As the audience trooped into John Galliano's gritty urban set complete with burned-out car, Mr. Bojangles was looping on the soundtrack. In fact, that grizzled old soul was the inspiration for a show that celebrated street musicians, from the jazzbos of Bourbon Street in New Orleans to the drum-beating Hare Krishnas who never tire of trolling London's Oxford Street.
Galliano's genius lies in his ability to transform the most arcane sources into irresistible fashion delirium, and his spring 2006 collection was no exception. It was a back-to-front affair, starting with funereal evening wear and ending with one of the designer's Leigh Bowery–influenced pagan lovefests, featuring pit stops in Peru, Appalachia (hobo chic is another Galliano signature), and a Formula One racetrack.

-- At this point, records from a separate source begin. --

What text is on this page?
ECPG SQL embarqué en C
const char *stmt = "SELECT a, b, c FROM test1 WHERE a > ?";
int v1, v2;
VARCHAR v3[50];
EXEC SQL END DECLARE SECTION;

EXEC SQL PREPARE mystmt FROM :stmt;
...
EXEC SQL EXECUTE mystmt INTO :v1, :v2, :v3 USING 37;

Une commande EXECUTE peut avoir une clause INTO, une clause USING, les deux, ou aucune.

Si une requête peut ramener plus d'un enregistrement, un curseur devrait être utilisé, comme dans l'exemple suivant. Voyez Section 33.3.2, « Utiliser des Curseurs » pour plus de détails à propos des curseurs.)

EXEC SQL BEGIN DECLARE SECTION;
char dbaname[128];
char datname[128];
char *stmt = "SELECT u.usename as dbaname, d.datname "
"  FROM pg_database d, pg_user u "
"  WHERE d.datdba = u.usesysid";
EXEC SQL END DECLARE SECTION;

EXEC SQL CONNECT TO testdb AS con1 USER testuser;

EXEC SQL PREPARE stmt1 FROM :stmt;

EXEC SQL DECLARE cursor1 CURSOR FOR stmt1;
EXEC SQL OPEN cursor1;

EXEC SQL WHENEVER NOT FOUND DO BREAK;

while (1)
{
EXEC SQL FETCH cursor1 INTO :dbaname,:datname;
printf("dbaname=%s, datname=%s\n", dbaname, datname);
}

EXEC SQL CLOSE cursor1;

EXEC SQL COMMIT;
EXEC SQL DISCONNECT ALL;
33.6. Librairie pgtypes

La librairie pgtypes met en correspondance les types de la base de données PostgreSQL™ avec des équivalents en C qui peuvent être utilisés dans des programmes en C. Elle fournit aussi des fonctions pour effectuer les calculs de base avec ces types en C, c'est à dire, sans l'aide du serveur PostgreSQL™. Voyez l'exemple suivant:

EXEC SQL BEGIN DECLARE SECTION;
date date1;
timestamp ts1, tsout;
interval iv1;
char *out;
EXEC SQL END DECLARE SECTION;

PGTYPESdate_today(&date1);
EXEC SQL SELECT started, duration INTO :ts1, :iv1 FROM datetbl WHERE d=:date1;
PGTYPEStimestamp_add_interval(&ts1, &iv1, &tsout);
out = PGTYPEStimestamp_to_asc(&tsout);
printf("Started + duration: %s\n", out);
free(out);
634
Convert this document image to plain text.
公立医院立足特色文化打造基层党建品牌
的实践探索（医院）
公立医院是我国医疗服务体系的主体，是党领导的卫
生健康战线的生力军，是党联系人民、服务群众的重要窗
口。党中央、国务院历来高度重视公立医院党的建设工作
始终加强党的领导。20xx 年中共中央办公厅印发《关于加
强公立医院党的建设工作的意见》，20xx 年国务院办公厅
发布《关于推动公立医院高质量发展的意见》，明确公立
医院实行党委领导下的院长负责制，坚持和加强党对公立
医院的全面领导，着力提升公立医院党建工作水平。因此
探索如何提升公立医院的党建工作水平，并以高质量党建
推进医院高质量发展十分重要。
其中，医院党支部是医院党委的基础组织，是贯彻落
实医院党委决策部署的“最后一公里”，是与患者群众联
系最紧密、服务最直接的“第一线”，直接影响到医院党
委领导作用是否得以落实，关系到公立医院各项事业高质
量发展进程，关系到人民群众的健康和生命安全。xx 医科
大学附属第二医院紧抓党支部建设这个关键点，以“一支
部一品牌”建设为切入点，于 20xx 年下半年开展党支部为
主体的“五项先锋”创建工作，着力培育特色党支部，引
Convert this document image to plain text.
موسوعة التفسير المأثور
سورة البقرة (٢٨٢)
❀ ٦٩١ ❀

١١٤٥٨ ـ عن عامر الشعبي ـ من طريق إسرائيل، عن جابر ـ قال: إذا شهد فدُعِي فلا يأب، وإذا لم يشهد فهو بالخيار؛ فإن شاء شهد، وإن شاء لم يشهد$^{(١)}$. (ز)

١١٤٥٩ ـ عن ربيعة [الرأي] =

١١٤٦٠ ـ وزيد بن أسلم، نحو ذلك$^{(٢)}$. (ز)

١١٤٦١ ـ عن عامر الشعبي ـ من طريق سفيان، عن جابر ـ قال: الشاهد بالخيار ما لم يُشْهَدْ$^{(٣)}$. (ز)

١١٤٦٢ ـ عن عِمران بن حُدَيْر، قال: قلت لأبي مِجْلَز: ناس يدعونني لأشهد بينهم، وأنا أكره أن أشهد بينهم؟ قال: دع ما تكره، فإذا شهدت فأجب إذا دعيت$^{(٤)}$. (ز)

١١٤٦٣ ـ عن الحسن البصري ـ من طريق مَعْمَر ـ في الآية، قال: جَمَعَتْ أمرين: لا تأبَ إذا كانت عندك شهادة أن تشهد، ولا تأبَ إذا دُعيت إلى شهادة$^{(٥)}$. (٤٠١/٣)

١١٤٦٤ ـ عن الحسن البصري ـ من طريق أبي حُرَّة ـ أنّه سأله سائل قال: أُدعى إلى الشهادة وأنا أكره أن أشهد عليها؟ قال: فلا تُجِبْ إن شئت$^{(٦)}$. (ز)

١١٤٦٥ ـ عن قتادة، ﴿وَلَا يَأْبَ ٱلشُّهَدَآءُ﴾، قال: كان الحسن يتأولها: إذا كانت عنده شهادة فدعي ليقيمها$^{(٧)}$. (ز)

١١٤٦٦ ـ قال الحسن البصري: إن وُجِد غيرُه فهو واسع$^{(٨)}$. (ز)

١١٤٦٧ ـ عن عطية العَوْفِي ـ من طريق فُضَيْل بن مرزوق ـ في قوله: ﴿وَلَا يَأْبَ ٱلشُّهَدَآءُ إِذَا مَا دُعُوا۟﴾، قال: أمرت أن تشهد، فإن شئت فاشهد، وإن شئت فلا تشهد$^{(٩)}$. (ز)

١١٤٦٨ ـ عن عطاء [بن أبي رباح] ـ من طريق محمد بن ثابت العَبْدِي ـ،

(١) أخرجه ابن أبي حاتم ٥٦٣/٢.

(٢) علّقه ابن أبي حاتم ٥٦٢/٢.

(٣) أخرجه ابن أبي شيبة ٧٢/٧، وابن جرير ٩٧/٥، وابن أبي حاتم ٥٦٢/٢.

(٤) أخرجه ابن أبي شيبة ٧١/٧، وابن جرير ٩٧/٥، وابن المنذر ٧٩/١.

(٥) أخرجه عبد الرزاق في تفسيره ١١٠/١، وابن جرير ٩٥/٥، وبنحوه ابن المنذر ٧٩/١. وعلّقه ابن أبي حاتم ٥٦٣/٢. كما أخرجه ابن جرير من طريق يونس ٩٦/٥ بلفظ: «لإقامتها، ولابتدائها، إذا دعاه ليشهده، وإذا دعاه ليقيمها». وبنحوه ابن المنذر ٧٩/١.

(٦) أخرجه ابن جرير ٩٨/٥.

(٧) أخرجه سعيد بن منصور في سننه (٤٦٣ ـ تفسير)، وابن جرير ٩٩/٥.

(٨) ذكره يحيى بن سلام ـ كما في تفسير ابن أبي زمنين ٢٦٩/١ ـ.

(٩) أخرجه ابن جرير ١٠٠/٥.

Highlights? There was some ingenious play with silk scarves, which showed up as the lapels on a pinstripe jacket and as a trompe l'oeil shirt under a leather waistcoat. A Shaker quilt applied to a denim jacket had a why-didn't-I-think-of-that logic, and Galliano's patchwork jeans reached new heights of sequined, embroidered overload (though the denim jumpsuit with its weight of logo patches might be an ironic wink too far). A three-piece pinstripe suit nodded toward accessibility but was upstaged by a brown leather hobo coat. The spectacle concluded with a rain of petals, through which Galliano's cast took one final turn before the Pied Piper himself clambered out of that abandoned car and took his bow.